My next to oldest sister has always been a bit of a prude, at least when it comes to profane language. When my next to my age sister and I were both in high school, she (the prude sister, not my sister who was still in high school. They all married young, but not that young) got very angry at her husband because he was playing George Carlin’s album The 7 Words You Can’t Say on TV or Radion for us, even though it wasn’t even the title track. (Why am I telling you this? Just read on, all will be revealed).
So, when I was about 10 or 11, my BIL (who maybe wasn’t my brother-in-law yet, but would be and still is) taught us all a new card game (ah-ha, the connection). My sister told us the name of the game was “The Good Neighbor Game” and that’s what we called it for several years.

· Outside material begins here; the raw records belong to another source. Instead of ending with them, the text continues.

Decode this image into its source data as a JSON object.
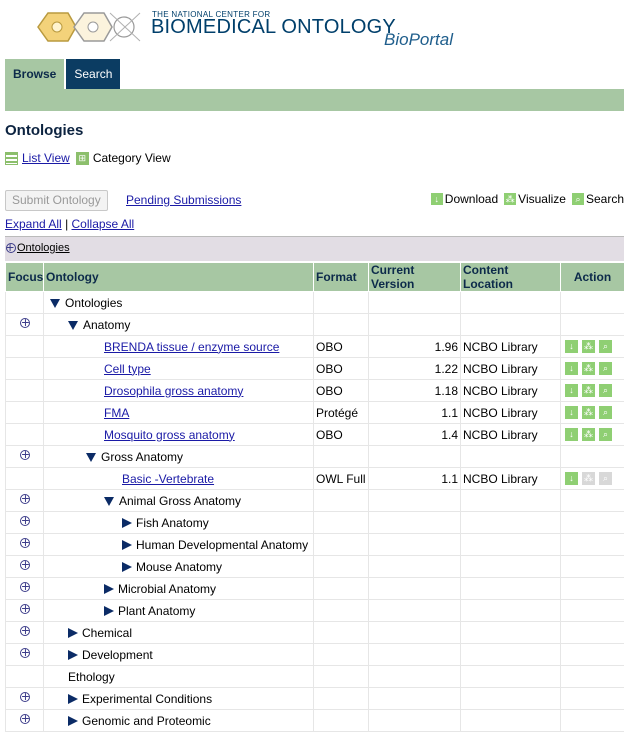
{
  "header": {
    "brand_small": "THE NATIONAL CENTER FOR",
    "brand_big": "BIOMEDICAL ONTOLOGY",
    "brand_bp": "BioPortal",
    "tabs": [
      "Browse",
      "Search"
    ]
  },
  "page_title": "Ontologies",
  "views": {
    "list": "List View",
    "category": "Category View"
  },
  "toolbar": {
    "submit": "Submit Ontology",
    "pending": "Pending Submissions",
    "download": "Download",
    "visualize": "Visualize",
    "search": "Search"
  },
  "tree_controls": {
    "expand": "Expand All",
    "collapse": "Collapse All"
  },
  "crumb": "Ontologies",
  "table": {
    "headers": [
      "Focus",
      "Ontology",
      "Format",
      "Current Version",
      "Content Location",
      "Action"
    ],
    "rows": [
      {
        "indent": 0,
        "expander": "down",
        "focus": false,
        "label": "Ontologies",
        "link": false,
        "format": "",
        "version": "",
        "location": "",
        "actions": ""
      },
      {
        "indent": 1,
        "expander": "down",
        "focus": true,
        "label": "Anatomy",
        "link": false,
        "format": "",
        "version": "",
        "location": "",
        "actions": ""
      },
      {
        "indent": 3,
        "expander": "",
        "focus": false,
        "label": "BRENDA tissue / enzyme source",
        "link": true,
        "format": "OBO",
        "version": "1.96",
        "location": "NCBO Library",
        "actions": "active"
      },
      {
        "indent": 3,
        "expander": "",
        "focus": false,
        "label": "Cell type",
        "link": true,
        "format": "OBO",
        "version": "1.22",
        "location": "NCBO Library",
        "actions": "active"
      },
      {
        "indent": 3,
        "expander": "",
        "focus": false,
        "label": "Drosophila gross anatomy",
        "link": true,
        "format": "OBO",
        "version": "1.18",
        "location": "NCBO Library",
        "actions": "active"
      },
      {
        "indent": 3,
        "expander": "",
        "focus": false,
        "label": "FMA",
        "link": true,
        "format": "Protégé",
        "version": "1.1",
        "location": "NCBO Library",
        "actions": "active"
      },
      {
        "indent": 3,
        "expander": "",
        "focus": false,
        "label": "Mosquito gross anatomy",
        "link": true,
        "format": "OBO",
        "version": "1.4",
        "location": "NCBO Library",
        "actions": "active"
      },
      {
        "indent": 2,
        "expander": "down",
        "focus": true,
        "label": "Gross Anatomy",
        "link": false,
        "format": "",
        "version": "",
        "location": "",
        "actions": ""
      },
      {
        "indent": 4,
        "expander": "",
        "focus": false,
        "label": "Basic -Vertebrate",
        "link": true,
        "format": "OWL Full",
        "version": "1.1",
        "location": "NCBO Library",
        "actions": "partial"
      },
      {
        "indent": 3,
        "expander": "down",
        "focus": true,
        "label": "Animal Gross Anatomy",
        "link": false,
        "format": "",
        "version": "",
        "location": "",
        "actions": ""
      },
      {
        "indent": 4,
        "expander": "right",
        "focus": true,
        "label": "Fish Anatomy",
        "link": false,
        "format": "",
        "version": "",
        "location": "",
        "actions": ""
      },
      {
        "indent": 4,
        "expander": "right",
        "focus": true,
        "label": "Human Developmental Anatomy",
        "link": false,
        "format": "",
        "version": "",
        "location": "",
        "actions": ""
      },
      {
        "indent": 4,
        "expander": "right",
        "focus": true,
        "label": "Mouse Anatomy",
        "link": false,
        "format": "",
        "version": "",
        "location": "",
        "actions": ""
      },
      {
        "indent": 3,
        "expander": "right",
        "focus": true,
        "label": "Microbial Anatomy",
        "link": false,
        "format": "",
        "version": "",
        "location": "",
        "actions": ""
      },
      {
        "indent": 3,
        "expander": "right",
        "focus": true,
        "label": "Plant Anatomy",
        "link": false,
        "format": "",
        "version": "",
        "location": "",
        "actions": ""
      },
      {
        "indent": 1,
        "expander": "right",
        "focus": true,
        "label": "Chemical",
        "link": false,
        "format": "",
        "version": "",
        "location": "",
        "actions": ""
      },
      {
        "indent": 1,
        "expander": "right",
        "focus": true,
        "label": "Development",
        "link": false,
        "format": "",
        "version": "",
        "location": "",
        "actions": ""
      },
      {
        "indent": 1,
        "expander": "",
        "focus": false,
        "label": "Ethology",
        "link": false,
        "format": "",
        "version": "",
        "location": "",
        "actions": ""
      },
      {
        "indent": 1,
        "expander": "right",
        "focus": true,
        "label": "Experimental Conditions",
        "link": false,
        "format": "",
        "version": "",
        "location": "",
        "actions": ""
      },
      {
        "indent": 1,
        "expander": "right",
        "focus": true,
        "label": "Genomic and Proteomic",
        "link": false,
        "format": "",
        "version": "",
        "location": "",
        "actions": ""
      }
    ]
  },
  "colors": {
    "accent_green": "#a7c7a3",
    "dark_blue": "#0b3c62",
    "icon_green": "#8fcf73"
  }
}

Cut to the summer before my senior year in high school. Having finally made some friends, I’m spending a weekend with said friends at a cabin on the river. In the evening, while listening, (over and over and over again in the timeless manner of teenage girls everywhere), to the newly released Eagles’ album Hotel California, we play cards. Getting tired of whatever we had been playing, I suggest the Good Neighbor game. After describing the game, I’m met with gales of laughter (okay, maybe just a snicker or two). It seems that the game I’ve been calling “The Good Neighbor” game is more commonly know as “Crap on Your Neighbor”, a name admittedly more in keeping with the central theme of the game, which is, of course, to screw the other guy so you can win, but I had always thought the name (Good Neighbor) was tongue in cheek.
The lesson to be learned? That’s easy. After an experience like this, one cannot fail to understand that Hotel California might just be one of the most perfect albums ever recorded (if it wasn’t for that sucky New Kid in Town, it would be the most perfect, but even genius sometimes falters).